Manton Reece has been working on an app/business/service that I think is really in the “own your own Twitter” space. Basically, why not own your own work, rather than just pushing it into Twitter.

It’s something I’ve thought about in the past. If I could post to Twitter and push those to my blog at the same time, it’d give me a full accounting for most of what I do on line (suck in Instagram, and you probably get the totality of it).

I’m interested to see what he comes up with. I think, often, that my Tweets only make sense in the context of the moment. A Celtics game or a concert, or whatever is happening on TV. Some are of the moment in a world sense, and make more sense standing alone.

For example,

Serial is pretty popular, so that stands up on its own alright (and, for fun, go search Bergdahl and Rand on Twitter. It’s amazing.)

This tweet, however,

only makes sense when you realize I was at the Celtics/Clippers game before the All Star break, that the Cs pulled out in overtime.

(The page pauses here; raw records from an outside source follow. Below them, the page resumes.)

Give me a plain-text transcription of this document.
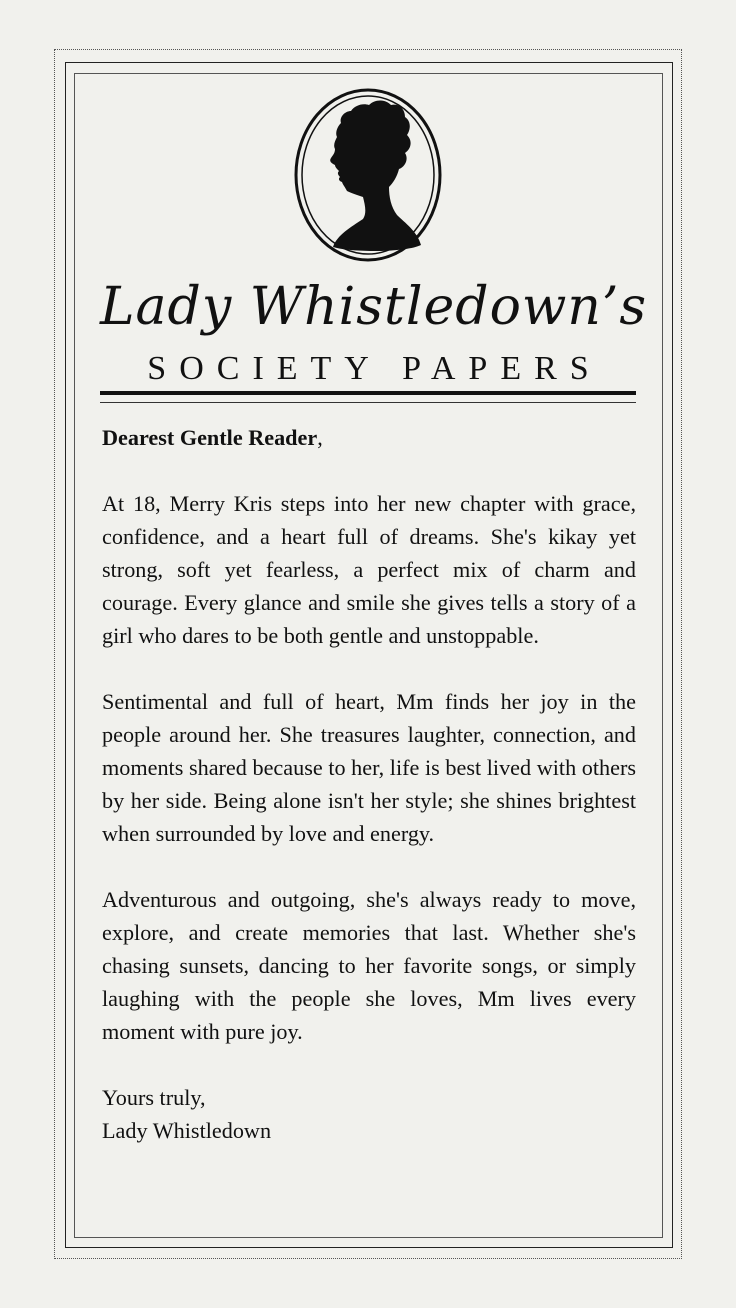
Lady Whistledown’s
SOCIETY PAPERS

Dearest Gentle Reader,

At 18, Merry Kris steps into her new chapter with grace, confidence, and a heart full of dreams. She's kikay yet strong, soft yet fearless, a perfect mix of charm and courage. Every glance and smile she gives tells a story of a girl who dares to be both gentle and unstoppable.

Sentimental and full of heart, Mm finds her joy in the people around her. She treasures laughter, connection, and moments shared because to her, life is best lived with others by her side. Being alone isn't her style; she shines brightest when surrounded by love and energy.

Adventurous and outgoing, she's always ready to move, explore, and create memories that last. Whether she's chasing sunsets, dancing to her favorite songs, or simply laughing with the people she loves, Mm lives every moment with pure joy.

Yours truly,

Lady Whistledown
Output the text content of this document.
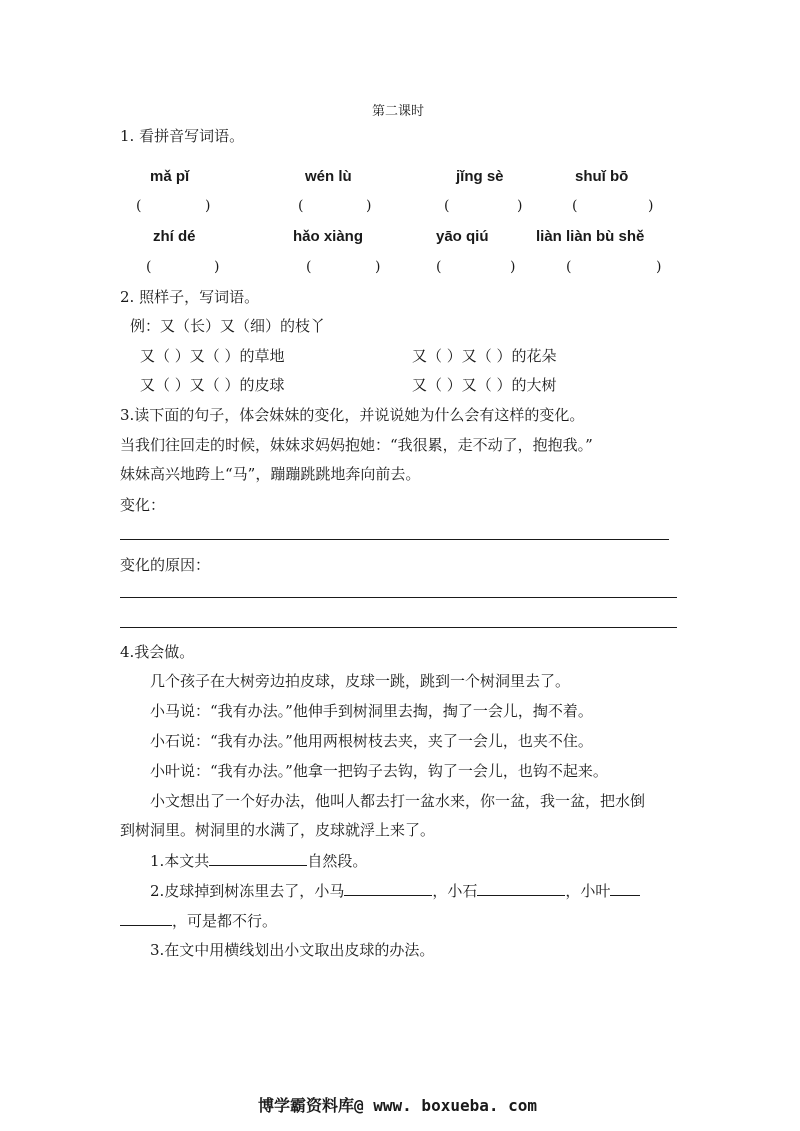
第二课时
1. 看拼音写词语。
mǎ pǐ	wén lù	jǐng sè	shuǐ bō
(	)	(	)	(	)	(	)
zhí dé	hǎo xiàng	yāo qiú	liàn liàn bù shě
(	)	(	)	(	)	(	)
2. 照样子，写词语。
例：又（长）又（细）的枝丫
又（ ）又（ ）的草地	又（ ）又（ ）的花朵
又（ ）又（ ）的皮球	又（ ）又（ ）的大树
3.读下面的句子，体会妹妹的变化，并说说她为什么会有这样的变化。
当我们往回走的时候，妹妹求妈妈抱她：“我很累，走不动了，抱抱我。”
妹妹高兴地跨上“马”，蹦蹦跳跳地奔向前去。
变化：
变化的原因：
4.我会做。
几个孩子在大树旁边拍皮球，皮球一跳，跳到一个树洞里去了。
小马说：“我有办法。”他伸手到树洞里去掏，掏了一会儿，掏不着。
小石说：“我有办法。”他用两根树枝去夹，夹了一会儿，也夹不住。
小叶说：“我有办法。”他拿一把钩子去钩，钩了一会儿，也钩不起来。
小文想出了一个好办法，他叫人都去打一盆水来，你一盆，我一盆，把水倒
到树洞里。树洞里的水满了，皮球就浮上来了。
1.本文共	自然段。
2.皮球掉到树冻里去了，小马	，小石	，小叶
，可是都不行。
3.在文中用横线划出小文取出皮球的办法。
博学霸资料库@ www. boxueba. com
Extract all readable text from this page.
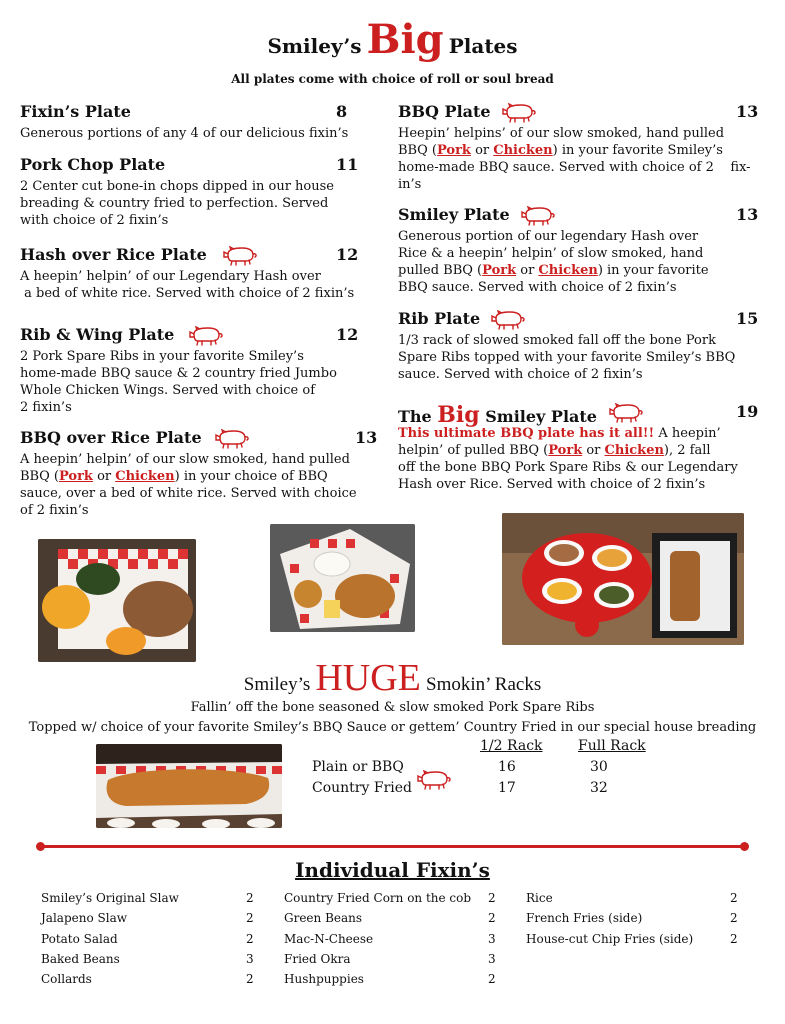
Smiley’s Big Plates
All plates come with choice of roll or soul bread
Fixin’s Plate	8
Generous portions of any 4 of our delicious fixin’s
Pork Chop Plate	11
2 Center cut bone-in chops dipped in our house
breading & country fried to perfection. Served
with choice of 2 fixin’s
Hash over Rice Plate	12
A heepin’ helpin’ of our Legendary Hash over
a bed of white rice. Served with choice of 2 fixin’s
Rib & Wing Plate	12
2 Pork Spare Ribs in your favorite Smiley’s
home-made BBQ sauce & 2 country fried Jumbo
Whole Chicken Wings. Served with choice of
2 fixin’s
BBQ over Rice Plate	13
A heepin’ helpin’ of our slow smoked, hand pulled
BBQ (Pork or Chicken) in your choice of BBQ
sauce, over a bed of white rice. Served with choice
of 2 fixin’s
BBQ Plate	13
Heepin’ helpins’ of our slow smoked, hand pulled
BBQ (Pork or Chicken) in your favorite Smiley’s
home-made BBQ sauce. Served with choice of 2    fix-
in’s
Smiley Plate	13
Generous portion of our legendary Hash over
Rice & a heepin’ helpin’ of slow smoked, hand
pulled BBQ (Pork or Chicken) in your favorite
BBQ sauce. Served with choice of 2 fixin’s
Rib Plate	15
1/3 rack of slowed smoked fall off the bone Pork
Spare Ribs topped with your favorite Smiley’s BBQ
sauce. Served with choice of 2 fixin’s
The Big Smiley Plate	19
This ultimate BBQ plate has it all!! A heepin’
helpin’ of pulled BBQ (Pork or Chicken), 2 fall
off the bone BBQ Pork Spare Ribs & our Legendary
Hash over Rice. Served with choice of 2 fixin’s
Smiley’s HUGE Smokin’ Racks
Fallin’ off the bone seasoned & slow smoked Pork Spare Ribs
Topped w/ choice of your favorite Smiley’s BBQ Sauce or gettem’ Country Fried in our special house breading
1/2 Rack	Full Rack
Plain or BBQ	16	30
Country Fried	17	32
Individual Fixin’s
Smiley’s Original Slaw	2
Jalapeno Slaw	2
Potato Salad	2
Baked Beans	3
Collards	2
Country Fried Corn on the cob 2
Green Beans	2
Mac-N-Cheese	3
Fried Okra	3
Hushpuppies	2
Rice	2
French Fries (side)	2
House-cut Chip Fries (side)	2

If you push your tweets/microposts to your blog, even if it’s within the context of your other tweets/posts, can you maintain that context of the moment? I’m not sure.

It’d be amazing if, whether via an app or later inside of your blogging applicaiton, you could add that context. If I could post from an app, that knows my location, and can determine I’m at the Celtics game, and add enough meta-data to that tweet to put it in the context of “Posted from the TD Garden during the Celtics victory over the Clippers”, that’d be pretty amazing.

And it’s not really out of reach today. That tweet could have had geo-data, which would put me at the Garden, during the time the game was going on. I mentioned “game”, which likely narrows the context down even further. If an app/web service could even let me go through my tweets later, tag them with context, and have that flow to my site, that would be a pretty amazingly wonderful service.